Вот принесли письмо: я слышу, как шумит бумага. Кто-то пошел по направлению к лампе, и вот милое, доброе, женское лицо, все еще прекрасное, да, всегда прекрасное для меня, прекрасное, как когда она наклонялась над моим изголовьем, во время моей первой детской болезни, или когда мы бросали друг в друга цветами на лужайке. Вот Бланшь что-то шепчет матушке на ухо, дрожит и вскрикивает.
– Правда, правда! Дайте руки, матушка; крепче, крепче, как в доброе старое время. Батюшка, Роланд! О радость, радость. Я опять дома, и навсегда!
Глава V.
Видев во сне Австралию, рычанье диких собак и воинственные крики диких людей, я проснулся и увидел солнце светившее на меня сквозь жасмины, которые Бланшь сама посадила под окнами, мои старые школьные книги, стоявшие в порядке вдоль стены, удочки, ракеты, рапиры, старое ружье, мать, сидящую у моей постели, и Джубу, карабкающегося на меня, чтоб поднять меня. Неужели, добрая матушка, я принял твое тихое благословение за крик дикарей, а скромный лай Джубы за рычанье диких собак?
И настали для меня дни тихого, домашнего счастья, прогулки с Роландом и разговоры о том, кто некогда был предметом нашего стыда, а теперь предмет нашей гордости: с каким искуством старик направляет прогулки к селению, для того чтобы одна из любимых кумушек спросила его:
– Что нового о вашем сыне?
Я стараюсь уговорить дядю согласиться на мои планы исправить развалины, и обработать эти обширные болота и топи: но отчего он отворачивается и смотрит как-то нерешительно? А! я догадываюсь: теперь у него есть настоящий наследник. Он не может позволить мне употребить этот презренный металл, которому, кроме издания Большего сочинения, я не давал иного назначения, на дом и земли, которые должны перейти к его сыну: он даже не хочет позволить, чтоб я употребил на это капитал его сына, который все еще в моем распоряжении. Конечно, при его поприще, моему двоюродному брату нужно, чтобы деньги его постоянно были в обороте. А я-то, у меня нет карьеры: щекотливость моего дяди лишит меня половины удовольствия, какое я обещал себе за десять лет труда. Надо как-нибудь уговорить дядю: что если б он отдал мне дом и земли на аренду на неопределенное время? К тому же есть по соседству небольшое, но прекрасное имение, которое я могу купить, и куда переселился-бы, если б двоюродный брат, как прямой наследник, вернулся в башню, и может-быть, с женою. Все это надо пообдумать и поговорить с Болтом, когда чувство домашнего счастья оставит мне свободную минуту; покуда, я возвращаюсь к моей любимой пословице: найдешь, коли поискать захочешь!

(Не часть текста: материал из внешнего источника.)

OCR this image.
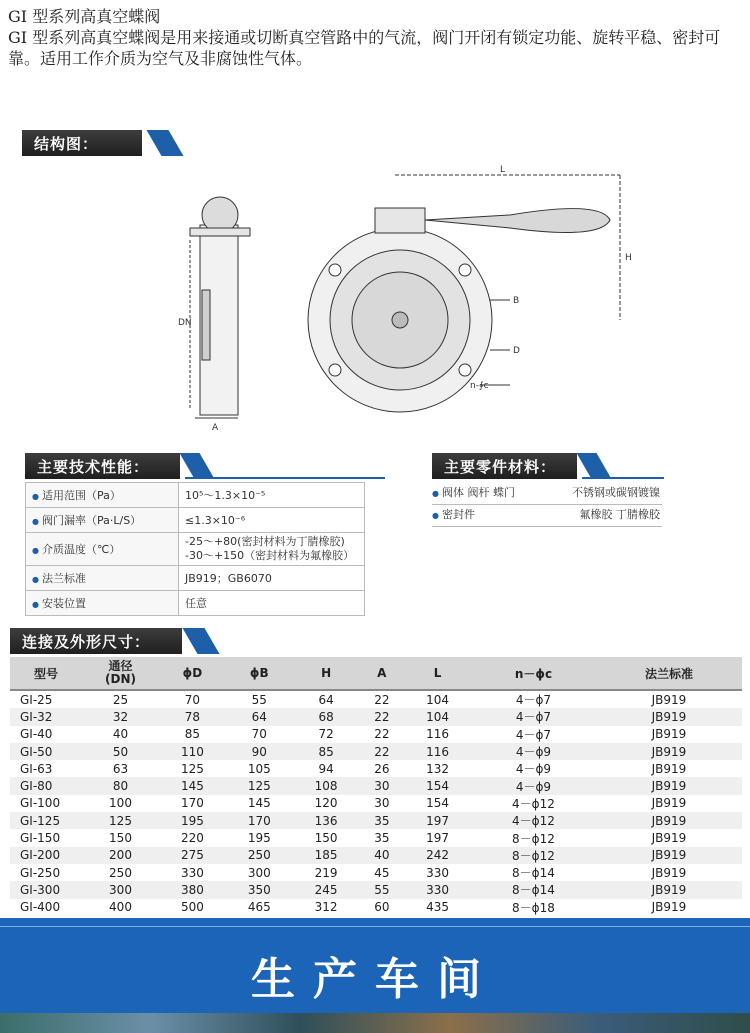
GI 型系列高真空蝶阀

GI 型系列高真空蝶阀是用来接通或切断真空管路中的气流，阀门开闭有锁定功能、旋转平稳、密封可靠。适用工作介质为空气及非腐蚀性气体。

结构图：
L
H
DN
A
B
D
n-∮c
主要技术性能：
● 适用范围（Pa）	10⁵～1.3×10⁻⁵
● 阀门漏率（Pa·L/S）	≤1.3×10⁻⁶
● 介质温度（℃）	-25～+80(密封材料为丁腈橡胶)
-30～+150（密封材料为氟橡胶）

● 法兰标准	JB919；GB6070
● 安装位置	任意
主要零件材料：
● 阀体 阀杆 蝶门	不锈钢或碳钢镀镍
● 密封件	氟橡胶 丁腈橡胶
连接及外形尺寸：
型号	通径
(DN)	ϕD	ϕB	H	A	L	n－ϕc	法兰标准
GI-25	25	70	55	64	22	104	4－ϕ7	JB919
GI-32	32	78	64	68	22	104	4－ϕ7	JB919
GI-40	40	85	70	72	22	116	4－ϕ7	JB919
GI-50	50	110	90	85	22	116	4－ϕ9	JB919
GI-63	63	125	105	94	26	132	4－ϕ9	JB919
GI-80	80	145	125	108	30	154	4－ϕ9	JB919
GI-100	100	170	145	120	30	154	4－ϕ12	JB919
GI-125	125	195	170	136	35	197	4－ϕ12	JB919
GI-150	150	220	195	150	35	197	8－ϕ12	JB919
GI-200	200	275	250	185	40	242	8－ϕ12	JB919
GI-250	250	330	300	219	45	330	8－ϕ14	JB919
GI-300	300	380	350	245	55	330	8－ϕ14	JB919
GI-400	400	500	465	312	60	435	8－ϕ18	JB919
生产车间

Что за улыбки и слезы у матушки в её милых беседах со мною, какие вопросы о том, не отдал ли я сердца в Австралии! Какие уклончивые ответы, с моей стороны, чтоб наказать ее за то, что не писала она мне ни разу о том, как хороша Бланшь!

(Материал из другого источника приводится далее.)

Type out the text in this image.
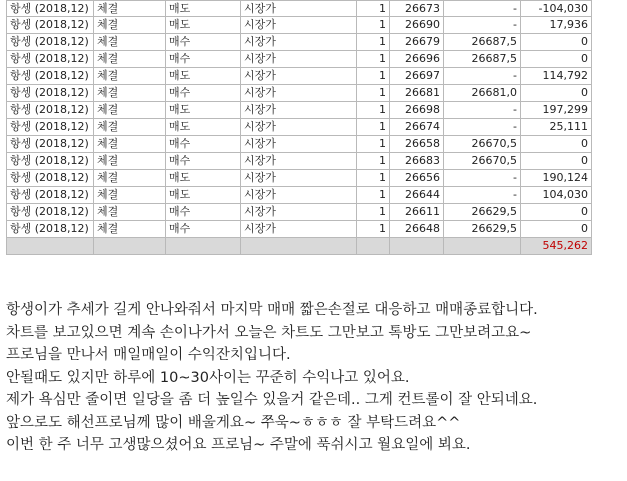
항셍 (2018,12)	체결	매도	시장가	1	26673	-	-104,030
항셍 (2018,12)	체결	매도	시장가	1	26690	-	17,936
항셍 (2018,12)	체결	매수	시장가	1	26679	26687,5	0
항셍 (2018,12)	체결	매수	시장가	1	26696	26687,5	0
항셍 (2018,12)	체결	매도	시장가	1	26697	-	114,792
항셍 (2018,12)	체결	매수	시장가	1	26681	26681,0	0
항셍 (2018,12)	체결	매도	시장가	1	26698	-	197,299
항셍 (2018,12)	체결	매도	시장가	1	26674	-	25,111
항셍 (2018,12)	체결	매수	시장가	1	26658	26670,5	0
항셍 (2018,12)	체결	매수	시장가	1	26683	26670,5	0
항셍 (2018,12)	체결	매도	시장가	1	26656	-	190,124
항셍 (2018,12)	체결	매도	시장가	1	26644	-	104,030
항셍 (2018,12)	체결	매수	시장가	1	26611	26629,5	0
항셍 (2018,12)	체결	매수	시장가	1	26648	26629,5	0
							545,262

항생이가 추세가 길게 안나와줘서 마지막 매매 짧은손절로 대응하고 매매종료합니다.

차트를 보고있으면 계속 손이나가서 오늘은 차트도 그만보고 톡방도 그만보려고요~

프로님을 만나서 매일매일이 수익잔치입니다.

안될때도 있지만 하루에 10~30사이는 꾸준히 수익나고 있어요.

제가 욕심만 줄이면 일당을 좀 더 높일수 있을거 같은데.. 그게 컨트롤이 잘 안되네요.

앞으로도 해선프로님께 많이 배울게요~ 쭈욱~ㅎㅎㅎ 잘 부탁드려요^^

이번 한 주 너무 고생많으셨어요 프로님~ 주말에 푹쉬시고 월요일에 뵈요.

– Я думал, Бланшь стала похожа на своего отца, у которого, конечно, прекрасная воинственная физиономия, но вряд ли был-бы он хорош в юбке. Почему же вы так упорно молчали о предмете, столько интересном?
– Бланшь так хотела…
Почему, дивлюсь я? И я задумываюсь.
Какие приятные часы провожу я с отцом в его кабинете или у садка, где он по-прежнему кормит карпий, обратившихся в кипринид-левиафанов. Утка, увы! умерла: она единственная жертва, унесенная подземным богом; поэтому я грущу, но не ропщу на эту справедливую дань природе. Прискорбно мне, что Большое сочинение подвинулось не много: оно далеко не готово к изданию, потому-что автор решил, что оно явится в свет не по частям, а все сполна, totus, teres atque rotundus. Содержание пролилось за предположенные сначала пределы: не менее 5 томов, самого-большего формата, будет История человеческих заблуждений. Однакож большая часть 4-го уж написана, и не должно торопить Минерву.

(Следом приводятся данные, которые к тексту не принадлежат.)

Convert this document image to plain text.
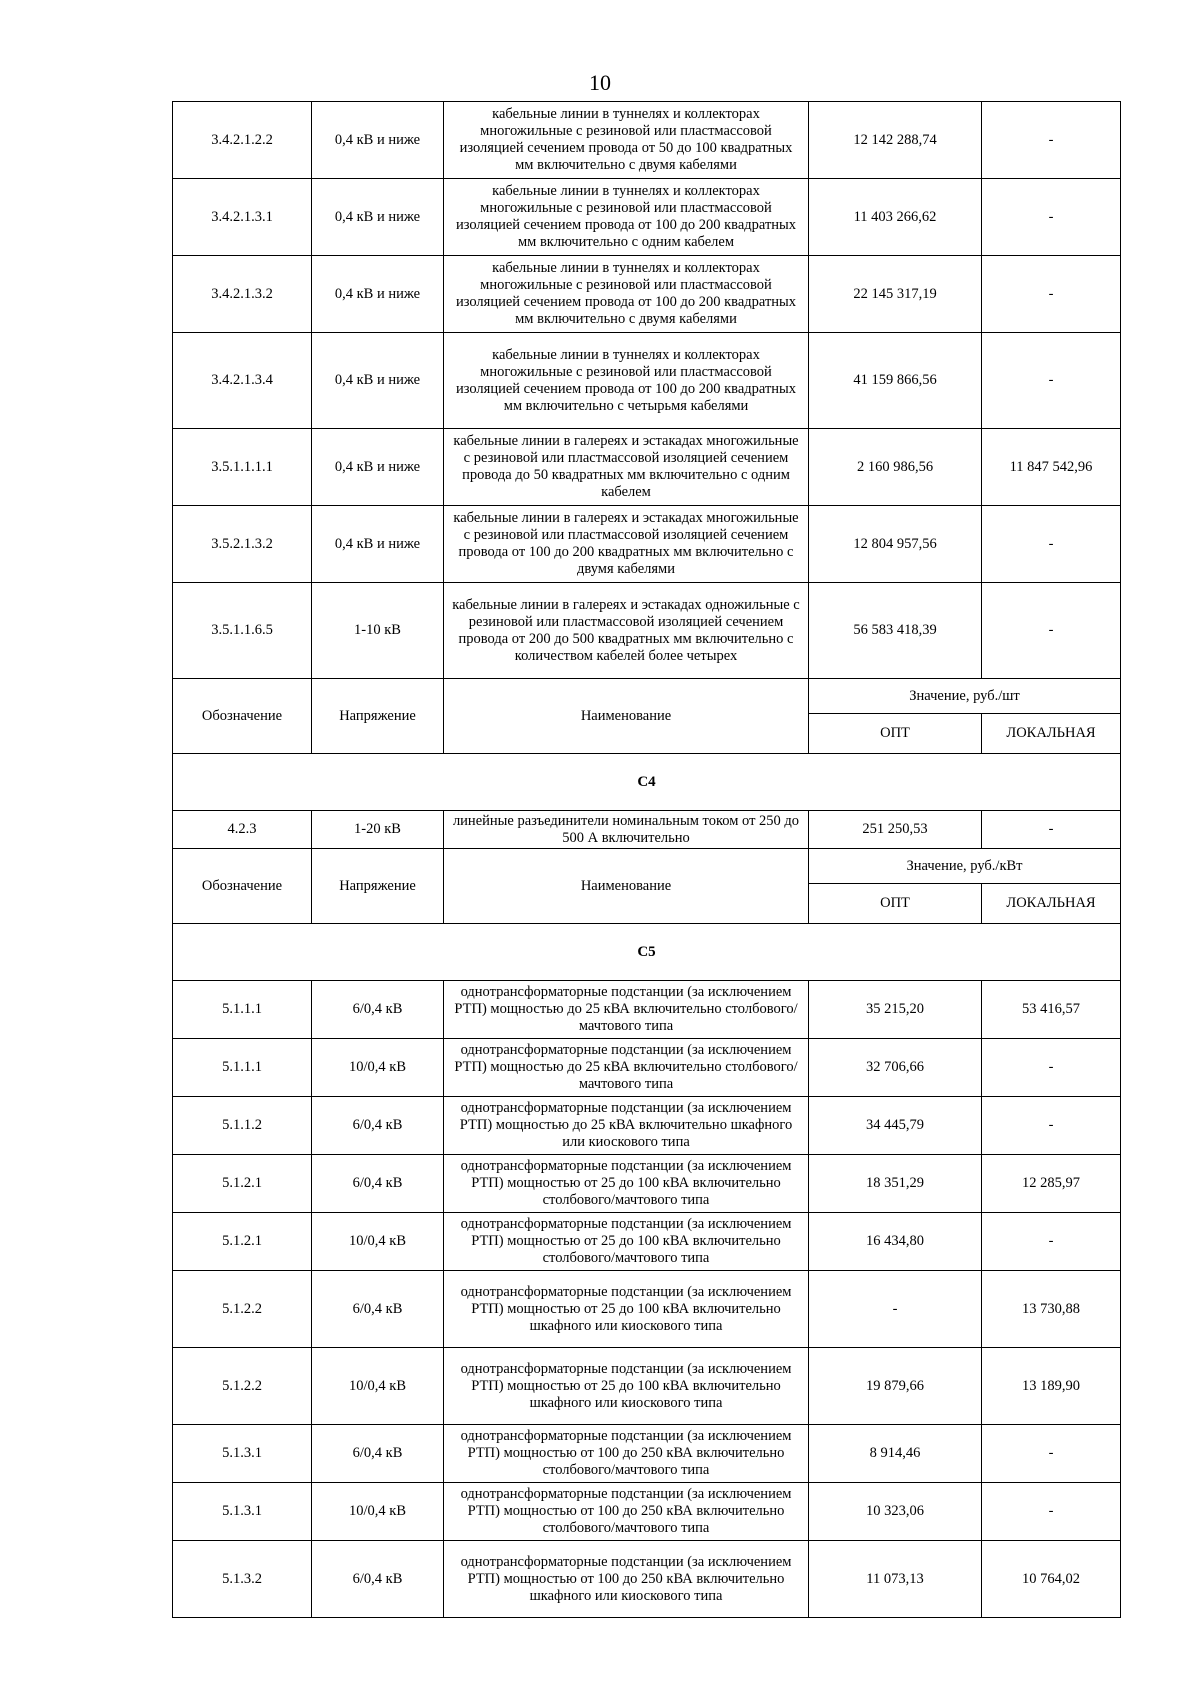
10
3.4.2.1.2.2	0,4 кВ и ниже	кабельные линии в туннелях и коллекторах многожильные с резиновой или пластмассовой изоляцией сечением провода от 50 до 100 квадратных мм включительно с двумя кабелями	12 142 288,74	-
3.4.2.1.3.1	0,4 кВ и ниже	кабельные линии в туннелях и коллекторах многожильные с резиновой или пластмассовой изоляцией сечением провода от 100 до 200 квадратных мм включительно с одним кабелем	11 403 266,62	-
3.4.2.1.3.2	0,4 кВ и ниже	кабельные линии в туннелях и коллекторах многожильные с резиновой или пластмассовой изоляцией сечением провода от 100 до 200 квадратных мм включительно с двумя кабелями	22 145 317,19	-
3.4.2.1.3.4	0,4 кВ и ниже	кабельные линии в туннелях и коллекторах многожильные с резиновой или пластмассовой изоляцией сечением провода от 100 до 200 квадратных мм включительно с четырьмя кабелями	41 159 866,56	-
3.5.1.1.1.1	0,4 кВ и ниже	кабельные линии в галереях и эстакадах многожильные с резиновой или пластмассовой изоляцией сечением провода до 50 квадратных мм включительно с одним кабелем	2 160 986,56	11 847 542,96
3.5.2.1.3.2	0,4 кВ и ниже	кабельные линии в галереях и эстакадах многожильные с резиновой или пластмассовой изоляцией сечением провода от 100 до 200 квадратных мм включительно с двумя кабелями	12 804 957,56	-
3.5.1.1.6.5	1-10 кВ	кабельные линии в галереях и эстакадах одножильные с резиновой или пластмассовой изоляцией сечением провода от 200 до 500 квадратных мм включительно с количеством кабелей более четырех	56 583 418,39	-
Обозначение	Напряжение	Наименование	Значение, руб./шт	
			ОПТ	ЛОКАЛЬНАЯ
С4				
4.2.3	1-20 кВ	линейные разъединители номинальным током от 250 до 500 А включительно	251 250,53	-
Обозначение	Напряжение	Наименование	Значение, руб./кВт	
			ОПТ	ЛОКАЛЬНАЯ
С5				
5.1.1.1	6/0,4 кВ	однотрансформаторные подстанции (за исключением РТП) мощностью до 25 кВА включительно столбового/мачтового типа	35 215,20	53 416,57
5.1.1.1	10/0,4 кВ	однотрансформаторные подстанции (за исключением РТП) мощностью до 25 кВА включительно столбового/мачтового типа	32 706,66	-
5.1.1.2	6/0,4 кВ	однотрансформаторные подстанции (за исключением РТП) мощностью до 25 кВА включительно шкафного или киоскового типа	34 445,79	-
5.1.2.1	6/0,4 кВ	однотрансформаторные подстанции (за исключением РТП) мощностью от 25 до 100 кВА включительно столбового/мачтового типа	18 351,29	12 285,97
5.1.2.1	10/0,4 кВ	однотрансформаторные подстанции (за исключением РТП) мощностью от 25 до 100 кВА включительно столбового/мачтового типа	16 434,80	-
5.1.2.2	6/0,4 кВ	однотрансформаторные подстанции (за исключением РТП) мощностью от 25 до 100 кВА включительно шкафного или киоскового типа	-	13 730,88
5.1.2.2	10/0,4 кВ	однотрансформаторные подстанции (за исключением РТП) мощностью от 25 до 100 кВА включительно шкафного или киоскового типа	19 879,66	13 189,90
5.1.3.1	6/0,4 кВ	однотрансформаторные подстанции (за исключением РТП) мощностью от 100 до 250 кВА включительно столбового/мачтового типа	8 914,46	-
5.1.3.1	10/0,4 кВ	однотрансформаторные подстанции (за исключением РТП) мощностью от 100 до 250 кВА включительно столбового/мачтового типа	10 323,06	-
5.1.3.2	6/0,4 кВ	однотрансформаторные подстанции (за исключением РТП) мощностью от 100 до 250 кВА включительно шкафного или киоскового типа	11 073,13	10 764,02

Отец в восторге от благородного поступка (это его слова) дяди Джака, но он бранит меня за то, что я взял деньги, и думает, не возвратить ли ему их. В этих случаях отец столько же похож на Дон-Кихота, как и Роланд. Я вынужден прибегнуть к посредничеству моей матери; она разрешает наши споры следующими словами;
– Остин! разве ты не обидишь меня, если из гордости не примешь того, что тебе должен мой брат?
– Velit, nolit, quod amica – отвечает отец, сняв очки и утирая их, – это значит, Кидти, что, когда человек женат, у него нет своей воли. Подумаешь, – прибавил мистер Какстон задумчиво – в этом мире нельзя быть уверенным в самом-простом математическом определении! Ты видишь, Пизистрат, что углы трехугольника, до такой степени неправильного, как тот, из каких сложен дядя Джак, могут подойдти к углам прямоугольного.
Продолжительность лишения в книгах воротила во мне склонность к ним. Сколько мне теперь нужно читать! Какой план чтения делаем мы с отцом! Я предвижу занятия на столько, чтоб наполнить всю мою жизнь. Но, так или иначе, греческий и латинский языки я оставляю в покое: ничто не нравится мне так, как италианский. Мы с Бланшь читаем Метастазио, к немалому негодованию отца, который называет это мелким, и хочет заменит его Дантом. Теперь у меня нет сочувствия к душам
«Che son consentiNel fuoco;»я уж попал в число beate gente. Однакож, не взирая на Метастазио, мы с Бланшь не в тех коротких отношениях, как должно быть близким родственникам. Когда мы случайно останемся одни, я молчу, как Турок, или держу себя, как сэр Чарльс Грандисон. Раз даже я поймал себя в том, что назвал ее «мисс Бланшь»!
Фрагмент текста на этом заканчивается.